As natural gas liquids rise in the region, Olsen anticipates that volumes shipped to Southeast Pennsylvania refineries near Philadelphia on Mariner East by MarkWest will double over time, because those shipments will be cheaper to send cross-state for overseas export than cross-country to the Gulf Coast.

Manuj Nikhanj, a financial analyst at ITG who spoke at the conference, said condensate production is also rising steadily in a five-county area in eastern Ohio where MarkWest's midstream system is located.

"Condensate is the wild card; it's a weird animal," Garner said. "We've spent a lot of time looking at our stabilizers and that defined range, based on a consensus of what refineries have told us they can handle. Each refinery, because it has its own set of processes, is going to value that condensate differently.

"What it translates into for us at the end of the day is there's probably  going to be multiple towers dedicated to specific specifications where we could meet individual market requirements. You could run a tower for the entire month dedicated to meet certain processing specifications. We're finding, just like we use the word optionality for rail and pipelines, that what exactly we produce is going to be very, very important."
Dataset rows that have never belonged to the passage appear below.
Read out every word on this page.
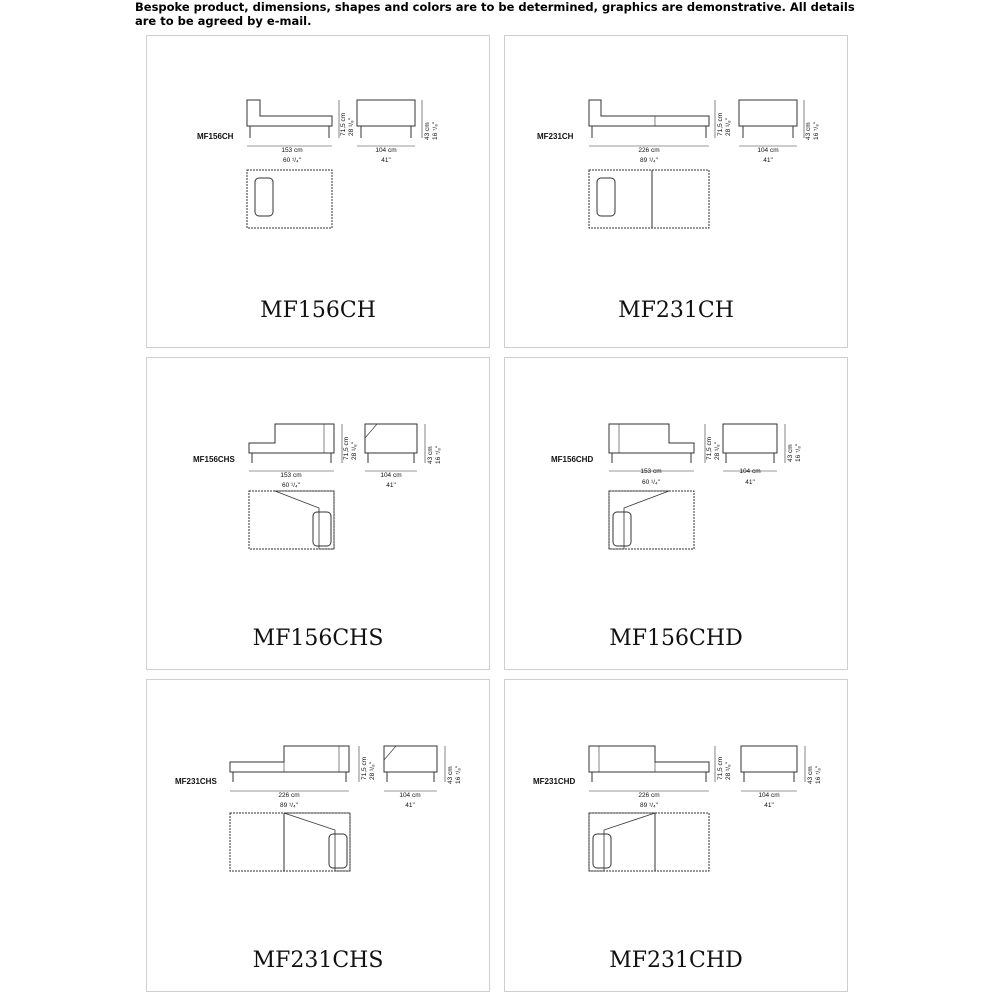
Bespoke product, dimensions, shapes and colors are to be determined, graphics are demonstrative. All details are to be agreed by e-mail.
MF156CH
153 cm
60 ¹/₄"
104 cm
41"
71,5 cm 28 ¹/₈"	43 cm 16 ⁷/₈"
MF156CH
MF231CH
226 cm
89 ¹/₄"
104 cm
41"
71,5 cm 28 ¹/₈"	43 cm 16 ⁷/₈"
MF231CH
MF156CHS
153 cm
60 ¹/₄"
104 cm
41"
71,5 cm 28 ¹/₈"	43 cm 16 ⁷/₈"
MF156CHS
MF156CHD
153 cm
60 ¹/₄"
104 cm
41"
71,5 cm 28 ¹/₈"	43 cm 16 ⁷/₈"
MF156CHD
MF231CHS
226 cm
89 ¹/₄"
104 cm
41"
71,5 cm 28 ¹/₈"	43 cm 16 ⁷/₈"
MF231CHS
MF231CHD
226 cm
89 ¹/₄"
104 cm
41"
71,5 cm 28 ¹/₈"	43 cm 16 ⁷/₈"
MF231CHD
Aside from the varied processing demands it faces, inclement weather, the region's hilly terrain and aging railroads, combined with the pace at which MarkWest has had to build its facilities, has created challenges for the partnership.

"I worked in the Rockies for 13 years and was involved with a number of pipeline projects and plants, and I always thought that was the most challenging construction in the entire country," Garner said. "I have to say since we've been back here since 2008, nothing rivals building or developing processing plants and pipelines in the Northeast -- no area holds a candle to this area in terms of the challenges."

That won't stop MarkWest, though. Jack Lafield, CEO of Caiman Energy and Blue Racer Midstream said his company expects wet gas production in the Utica and Marcellus to ramp up to more than 9 Bcf/d combined by 2018. Garner said figures like those demonstrate what kind of growth MarkWest will undertake at its current facilities and new ones in the future.